Safeguard Yourself, But Don't Let Your Arrangements Impede Data Sharing

If you’re dealing with complex information, make sure you’re covered.

As the Memorial Health System breach highlights, the more diverse the affiliations, the more in-depth the controls need to be. And when you have this kind of integrated relationship with a mix of hospitals, physicians’ offices, business associates and more — you need to protect yourself, your patients, and the data you are sharing.

An Organized Health Care Arrangement or OHCA provides relief and aims to assist with the coordination of care, protecting the separate covered entities and increasing workflow across the different healthcare spectrums.

OHCA defined: An Organized Health Care Arrangement (OHCA) allows the different covered entities in the separate clinically integrated healthcare settings to work together under HIPAA, AHIMA suggests in its guidance on compliance arrangements. “The HIPAA privacy rule also permits providers that typically provide healthcare to a common set of patients to designate themselves as an OHCA for purposes of HIPAA,” AHIMA explains. See the AHIMA guidance here: http://library.ahima.org/doc?oid=60011#.WMLT4BiZNAY.

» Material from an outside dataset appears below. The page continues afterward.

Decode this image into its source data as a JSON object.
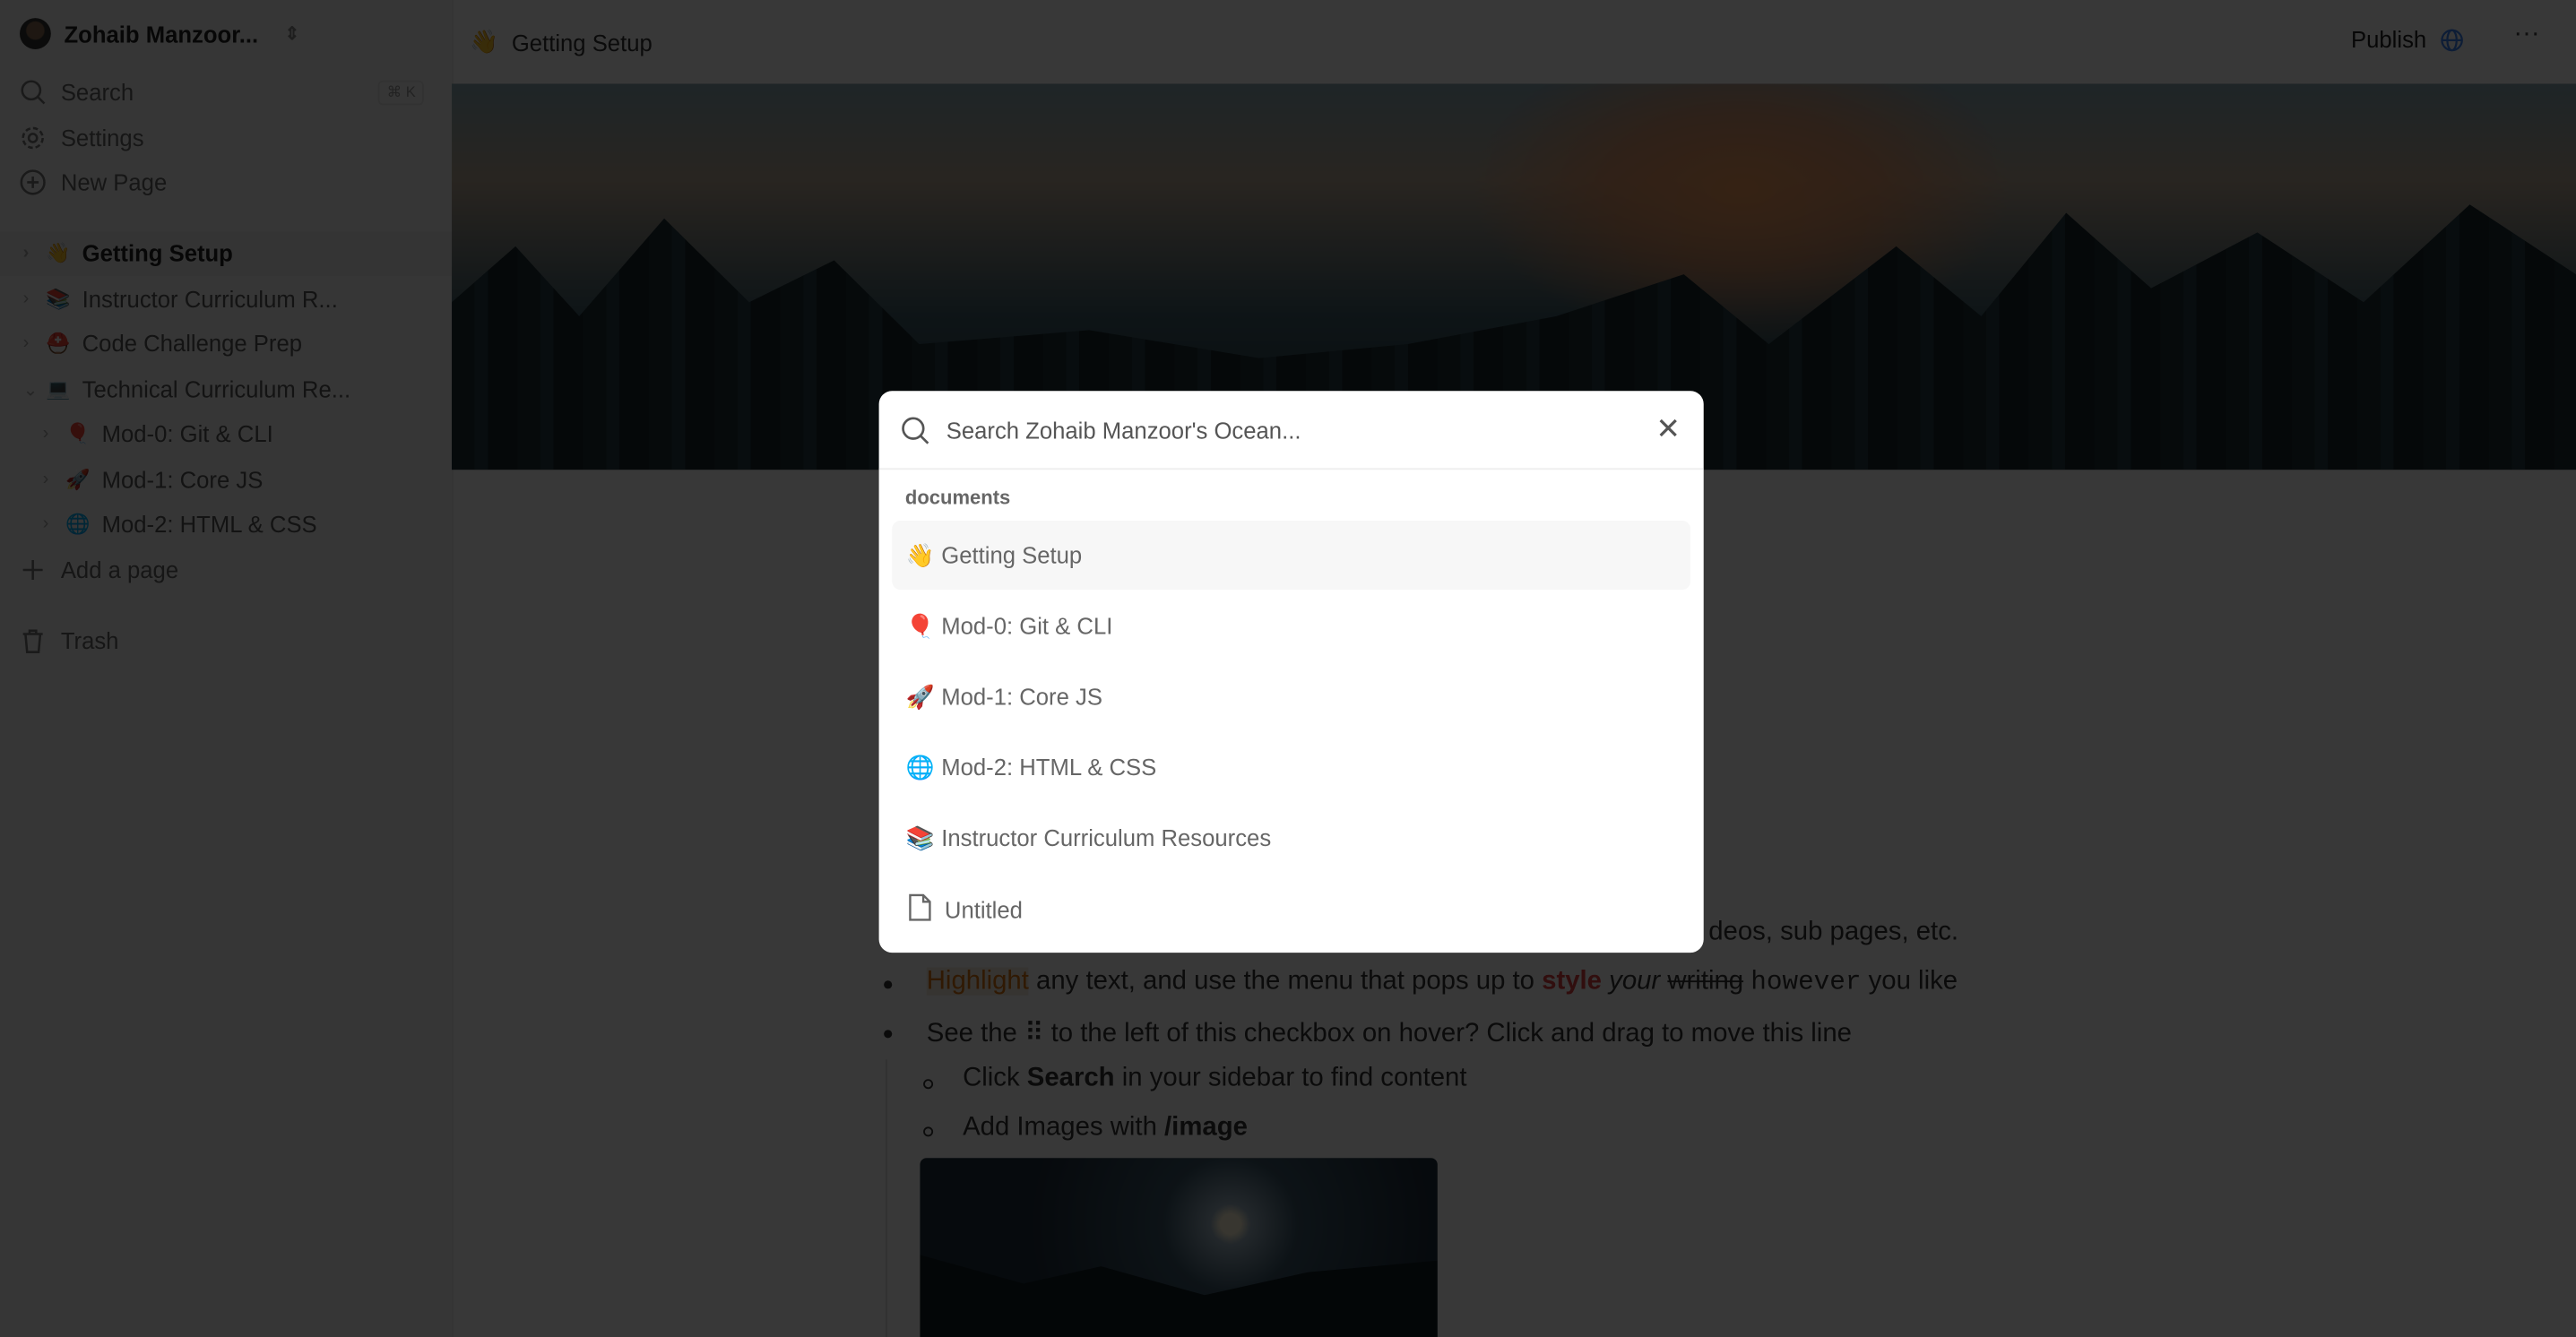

More info: “By participating in an OHCA arrangement under HIPAA, legally separate covered entities without common ownership or control that are clinically or operationally integrated can more easily share appropriate and necessary information,” says attorney Kathleen D. Kenney, Esq., of Polsinelli LLP in Chicago. However, those involved need to remember that they still need to follow compliance standards. “The obligation under HIPAA to ensure access and audit controls are in place for any user that accesses a covered entity’s system containing ePHI does not change because of an OHCA arrangement,” Kenney points out.

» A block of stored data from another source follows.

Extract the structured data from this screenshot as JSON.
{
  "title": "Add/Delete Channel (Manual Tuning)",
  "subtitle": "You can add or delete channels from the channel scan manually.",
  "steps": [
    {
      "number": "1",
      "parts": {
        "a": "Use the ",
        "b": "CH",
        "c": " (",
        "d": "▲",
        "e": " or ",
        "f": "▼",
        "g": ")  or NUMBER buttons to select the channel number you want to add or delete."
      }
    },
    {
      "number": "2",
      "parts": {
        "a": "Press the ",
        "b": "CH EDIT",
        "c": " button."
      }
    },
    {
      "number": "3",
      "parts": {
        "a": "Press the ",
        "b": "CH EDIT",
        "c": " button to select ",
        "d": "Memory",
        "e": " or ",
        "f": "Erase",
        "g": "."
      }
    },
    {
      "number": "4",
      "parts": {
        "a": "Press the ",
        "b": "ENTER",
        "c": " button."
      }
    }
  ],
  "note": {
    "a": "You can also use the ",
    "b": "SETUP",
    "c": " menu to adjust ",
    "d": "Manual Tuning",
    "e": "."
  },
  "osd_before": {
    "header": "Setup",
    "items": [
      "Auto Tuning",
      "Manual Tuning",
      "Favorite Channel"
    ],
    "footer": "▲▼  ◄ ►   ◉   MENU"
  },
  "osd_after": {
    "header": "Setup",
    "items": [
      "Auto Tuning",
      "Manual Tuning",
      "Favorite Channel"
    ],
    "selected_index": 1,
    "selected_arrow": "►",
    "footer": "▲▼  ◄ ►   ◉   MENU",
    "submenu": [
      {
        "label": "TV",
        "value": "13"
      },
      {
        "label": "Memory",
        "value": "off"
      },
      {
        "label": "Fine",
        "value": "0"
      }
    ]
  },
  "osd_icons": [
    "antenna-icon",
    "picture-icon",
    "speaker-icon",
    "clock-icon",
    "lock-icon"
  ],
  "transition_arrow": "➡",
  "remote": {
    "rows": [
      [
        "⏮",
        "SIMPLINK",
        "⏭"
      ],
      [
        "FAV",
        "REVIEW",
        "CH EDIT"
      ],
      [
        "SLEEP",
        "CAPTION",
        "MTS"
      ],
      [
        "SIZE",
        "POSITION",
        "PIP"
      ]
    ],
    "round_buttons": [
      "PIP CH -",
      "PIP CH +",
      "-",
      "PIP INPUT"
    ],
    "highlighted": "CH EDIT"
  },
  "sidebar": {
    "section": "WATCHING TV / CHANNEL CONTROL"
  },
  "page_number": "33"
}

Think ahead: Many providers complain that mandates and administration get in the way of helping patients. But, it’s important to note that safeguarding your practice upfront can help you avoid the hassles later on. As more and more complex information is passed from one provider to the next via technologically-implemented devices — particularly within a multi-layered organization similar to Memorial Health System — it is easy to see how ePHI can be lost. Having HIPAA controls in place ahead of time can help prevent such problems.

Tip: The feds don’t “want HIPAA to serve as a barrier for data sharing arrangements — but it’s important for organizations to evaluate HIPAA compliance as they begin to do more with their data,” advises Kenney. “Thinking through the regulatory issues first and putting in place checks and balances allows covered entities to ensure safeguards and protocol do not get overlooked along the way.”